Şimdi gelelim akıllardaki soru işaretlerine?
Suçları ne?
Ne yaptılar?
Yönetim bu anlamda sınıfta kalmıştır.
Günah keçisi yapılan bu kişileri Bolu kamuoyunun önüne atma hakkınız yok.Bu olay o kadar basit ise mertçe çıkıp şu sebeplerden dolayı yollarımız ayrılmıştır demeliydiniz.
Kendi istifalarını veren kişiler ise, huzur ile çalışma ortamı olmayan yerde kalacak karakterde insanlar değiller.Ve dikkat ederseniz ne bir yerde basın açıklaması yaptılar, nede sağda solda fısıltı gazetesi oldular. Dimdik ayakta durmaktalar.
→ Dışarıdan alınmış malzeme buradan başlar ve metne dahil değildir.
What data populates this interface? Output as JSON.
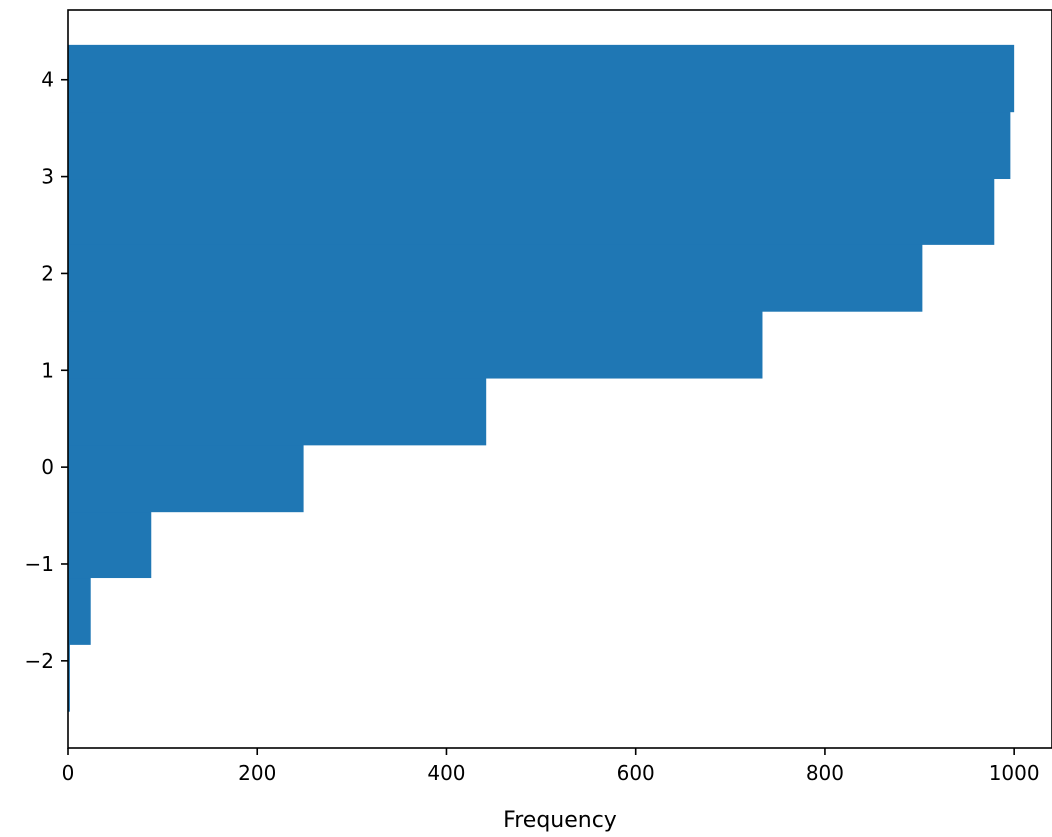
{
  "chart_data": {
    "type": "bar",
    "orientation": "horizontal",
    "cumulative": true,
    "xlabel": "Frequency",
    "ylabel": "",
    "xlim": [
      0,
      1040
    ],
    "ylim": [
      -2.9,
      4.72
    ],
    "xticks": [
      0,
      200,
      400,
      600,
      800,
      1000
    ],
    "xtick_labels": [
      "0",
      "200",
      "400",
      "600",
      "800",
      "1000"
    ],
    "yticks": [
      -2,
      -1,
      0,
      1,
      2,
      3,
      4
    ],
    "ytick_labels": [
      "−2",
      "−1",
      "0",
      "1",
      "2",
      "3",
      "4"
    ],
    "bins": [
      {
        "from": -2.52,
        "to": -1.83,
        "value": 2
      },
      {
        "from": -1.83,
        "to": -1.14,
        "value": 24
      },
      {
        "from": -1.14,
        "to": -0.46,
        "value": 88
      },
      {
        "from": -0.46,
        "to": 0.23,
        "value": 249
      },
      {
        "from": 0.23,
        "to": 0.92,
        "value": 442
      },
      {
        "from": 0.92,
        "to": 1.61,
        "value": 734
      },
      {
        "from": 1.61,
        "to": 2.3,
        "value": 903
      },
      {
        "from": 2.3,
        "to": 2.98,
        "value": 979
      },
      {
        "from": 2.98,
        "to": 3.67,
        "value": 996
      },
      {
        "from": 3.67,
        "to": 4.36,
        "value": 1000
      }
    ],
    "bar_color": "#1f77b4",
    "grid": false,
    "legend": "none"
  }
}
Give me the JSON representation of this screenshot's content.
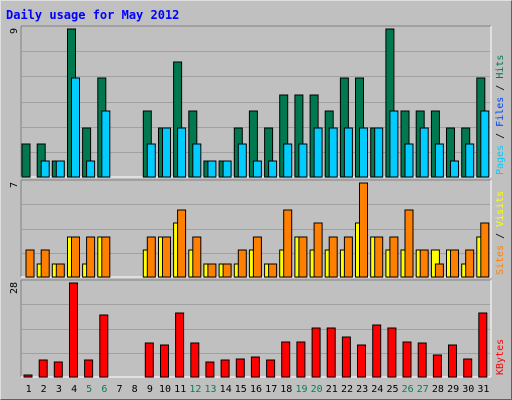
{
  "title": "Daily usage for May 2012",
  "colors": {
    "background": "#c0c0c0",
    "plot_background": "#c0c0c0",
    "grid": "#a0a0a0",
    "title": "#0000ff",
    "hits": "#007850",
    "files": "#00ccff",
    "pages": "#00ccff",
    "visits": "#ffff00",
    "sites": "#ff8000",
    "kbytes": "#ff0000",
    "weekend_day": "#00805c",
    "weekday": "#000000"
  },
  "chart_data": [
    {
      "type": "bar",
      "name": "hits-files-pages",
      "ymax_label": "9",
      "ylim": [
        0,
        9
      ],
      "right_label_parts": [
        {
          "text": "Pages",
          "color": "#00ccff"
        },
        {
          "text": " / ",
          "color": "#000000"
        },
        {
          "text": "Files",
          "color": "#0040ff"
        },
        {
          "text": " / ",
          "color": "#000000"
        },
        {
          "text": "Hits",
          "color": "#007850"
        }
      ],
      "categories": [
        "1",
        "2",
        "3",
        "4",
        "5",
        "6",
        "7",
        "8",
        "9",
        "10",
        "11",
        "12",
        "13",
        "14",
        "15",
        "16",
        "17",
        "18",
        "19",
        "20",
        "21",
        "22",
        "23",
        "24",
        "25",
        "26",
        "27",
        "28",
        "29",
        "30",
        "31"
      ],
      "series": [
        {
          "key": "hits",
          "values": [
            2,
            2,
            1,
            9,
            3,
            6,
            0,
            0,
            4,
            3,
            7,
            4,
            1,
            1,
            3,
            4,
            3,
            5,
            5,
            5,
            4,
            6,
            6,
            3,
            9,
            4,
            4,
            4,
            3,
            3,
            6
          ]
        },
        {
          "key": "files",
          "values": [
            0,
            1,
            1,
            6,
            1,
            4,
            0,
            0,
            2,
            3,
            3,
            2,
            1,
            1,
            2,
            1,
            1,
            2,
            2,
            3,
            3,
            3,
            3,
            3,
            4,
            2,
            3,
            2,
            1,
            2,
            4
          ]
        }
      ]
    },
    {
      "type": "bar",
      "name": "visits-sites",
      "ymax_label": "7",
      "ylim": [
        0,
        7
      ],
      "right_label_parts": [
        {
          "text": "Sites",
          "color": "#ff8000"
        },
        {
          "text": " / ",
          "color": "#000000"
        },
        {
          "text": "Visits",
          "color": "#ffff00"
        }
      ],
      "categories": [
        "1",
        "2",
        "3",
        "4",
        "5",
        "6",
        "7",
        "8",
        "9",
        "10",
        "11",
        "12",
        "13",
        "14",
        "15",
        "16",
        "17",
        "18",
        "19",
        "20",
        "21",
        "22",
        "23",
        "24",
        "25",
        "26",
        "27",
        "28",
        "29",
        "30",
        "31"
      ],
      "series": [
        {
          "key": "visits",
          "values": [
            0,
            1,
            1,
            3,
            1,
            3,
            0,
            0,
            2,
            3,
            4,
            2,
            1,
            1,
            1,
            2,
            1,
            2,
            3,
            2,
            2,
            2,
            4,
            3,
            2,
            2,
            2,
            2,
            2,
            1,
            3
          ]
        },
        {
          "key": "sites",
          "values": [
            2,
            2,
            1,
            3,
            3,
            3,
            0,
            0,
            3,
            3,
            5,
            3,
            1,
            1,
            2,
            3,
            1,
            5,
            3,
            4,
            3,
            3,
            7,
            3,
            3,
            5,
            2,
            1,
            2,
            2,
            4
          ]
        }
      ]
    },
    {
      "type": "bar",
      "name": "kbytes",
      "ymax_label": "28",
      "ylim": [
        0,
        28
      ],
      "right_label_parts": [
        {
          "text": "KBytes",
          "color": "#ff0000"
        }
      ],
      "categories": [
        "1",
        "2",
        "3",
        "4",
        "5",
        "6",
        "7",
        "8",
        "9",
        "10",
        "11",
        "12",
        "13",
        "14",
        "15",
        "16",
        "17",
        "18",
        "19",
        "20",
        "21",
        "22",
        "23",
        "24",
        "25",
        "26",
        "27",
        "28",
        "29",
        "30",
        "31"
      ],
      "series": [
        {
          "key": "kbytes",
          "values": [
            0.5,
            5,
            4.5,
            28,
            5,
            18.5,
            0,
            0,
            10,
            9.5,
            19,
            10,
            4.5,
            5,
            5.5,
            6,
            5,
            10.5,
            10.5,
            14.5,
            14.5,
            12,
            9.5,
            15.5,
            14.5,
            10.5,
            10,
            6.5,
            9.5,
            5.5,
            19
          ]
        }
      ]
    }
  ],
  "x_labels": [
    "1",
    "2",
    "3",
    "4",
    "5",
    "6",
    "7",
    "8",
    "9",
    "10",
    "11",
    "12",
    "13",
    "14",
    "15",
    "16",
    "17",
    "18",
    "19",
    "20",
    "21",
    "22",
    "23",
    "24",
    "25",
    "26",
    "27",
    "28",
    "29",
    "30",
    "31"
  ],
  "weekend_days": [
    5,
    6,
    12,
    13,
    19,
    20,
    26,
    27
  ]
}
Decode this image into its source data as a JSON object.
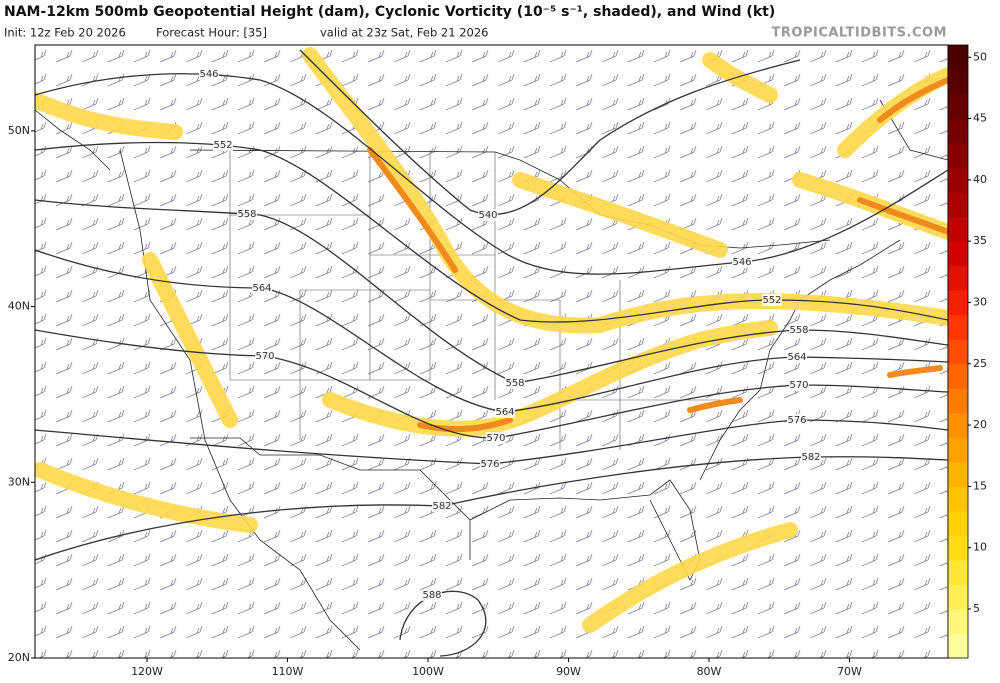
{
  "header": {
    "title": "NAM-12km 500mb Geopotential Height (dam), Cyclonic Vorticity (10⁻⁵ s⁻¹, shaded), and Wind (kt)",
    "init": "Init: 12z Feb 20 2026",
    "forecast_hour": "Forecast Hour: [35]",
    "valid": "valid at 23z Sat, Feb 21 2026",
    "brand": "TROPICALTIDBITS.COM"
  },
  "map": {
    "longitudes": [
      {
        "value": -120,
        "label": "120W"
      },
      {
        "value": -110,
        "label": "110W"
      },
      {
        "value": -100,
        "label": "100W"
      },
      {
        "value": -90,
        "label": "90W"
      },
      {
        "value": -80,
        "label": "80W"
      },
      {
        "value": -70,
        "label": "70W"
      }
    ],
    "latitudes": [
      {
        "value": 50,
        "label": "50N"
      },
      {
        "value": 40,
        "label": "40N"
      },
      {
        "value": 30,
        "label": "30N"
      },
      {
        "value": 20,
        "label": "20N"
      }
    ],
    "contour_labels": [
      546,
      552,
      558,
      564,
      570,
      540,
      546,
      552,
      558,
      564,
      570,
      576,
      582,
      558,
      564,
      570,
      576,
      582,
      588
    ]
  },
  "colorbar": {
    "lim": [
      1,
      51
    ],
    "ticks": [
      5,
      10,
      15,
      20,
      25,
      30,
      35,
      40,
      45,
      50
    ],
    "colors": [
      "#ffff9e",
      "#fff67a",
      "#ffee55",
      "#ffe633",
      "#ffdd11",
      "#ffd200",
      "#ffc400",
      "#ffb400",
      "#ffa200",
      "#ff9000",
      "#ff7c00",
      "#ff6600",
      "#ff4e00",
      "#ff3600",
      "#f52000",
      "#e61000",
      "#d40000",
      "#c20000",
      "#ae0000",
      "#9a0000",
      "#880000",
      "#760000",
      "#660000",
      "#580000",
      "#4c0000"
    ]
  }
}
Kol kırılır yen içinde kalır lügatı yapmayalım, bu kişileri töhmet altında bırakmayalım.
İşin aslı astarı nedir açıklayalım.
Hatta bu kriz ortamında aba altından sopa gösteren ve istifa ederim söylemlerini kullanan Levent Eriş ve kurmaylarına da hak vermemek mümkün değil.
Konuyu biraz açayım isterseniz.
Levent Hoca işini dört dörtlük yapan bir teknik direktör, kendini ispatlamış prensipli bir insan.
Her insan gibi bazen gereksiz fevri açıklamalarda bulunabilir. Kendini tam olarak ifade edememiş olabilir. Maç sonrası hakeme, sahaya, basına, menajere serzenişte bulunabilir. Tabiî ki kimse dört dörtlük değil.
Ama bu buz dağının görülen kısmı.
Esas olan yönetim içersindeki huzursuzluklar, çekememezlikler, arkadan nifak sokmalar, gruplaşmalar.
Levent Hoca bu işin kurdu olmuş bir teknik direktör. Ne yönetimler görmüş geçirmiş bir spor adamı.
İstifalardan sonra yapmış olduğu açıklama ile “bende giderim” demesi bu huzursuzluğu gördüğündendir. Yönetim içersinde güvendiği kişilerin de istifa etmesi bunun en büyük etkenidir.
Ama bir vebal içersinde olduğundan, sadece kurduğu bu takımı dağıtmamak adına ve taraftara verdiği sözü yerine getirebilmek için görevinin başında kalmıştır.
Şimdi de teknik direktör “Levent Eriş yönetimi ele geçirdi” tarzında söylemleri gündeme geliyor, adam ne yapsın? Böylesine bir ortamda işini yapmaya çalışıyor.
Burada en büyük sorun yönetimde, İçindeki kanayan yarayı daha da büyütüp kangrene dönüştürmeden kesip atmalıdır.
Bütün bu anlattıklarımdan sonra benim önerim, yönetimin şeffaf davranması, bütün gerçekleri ortaya dökmesi ve sorunu radikal bir biçimde çözmesidir.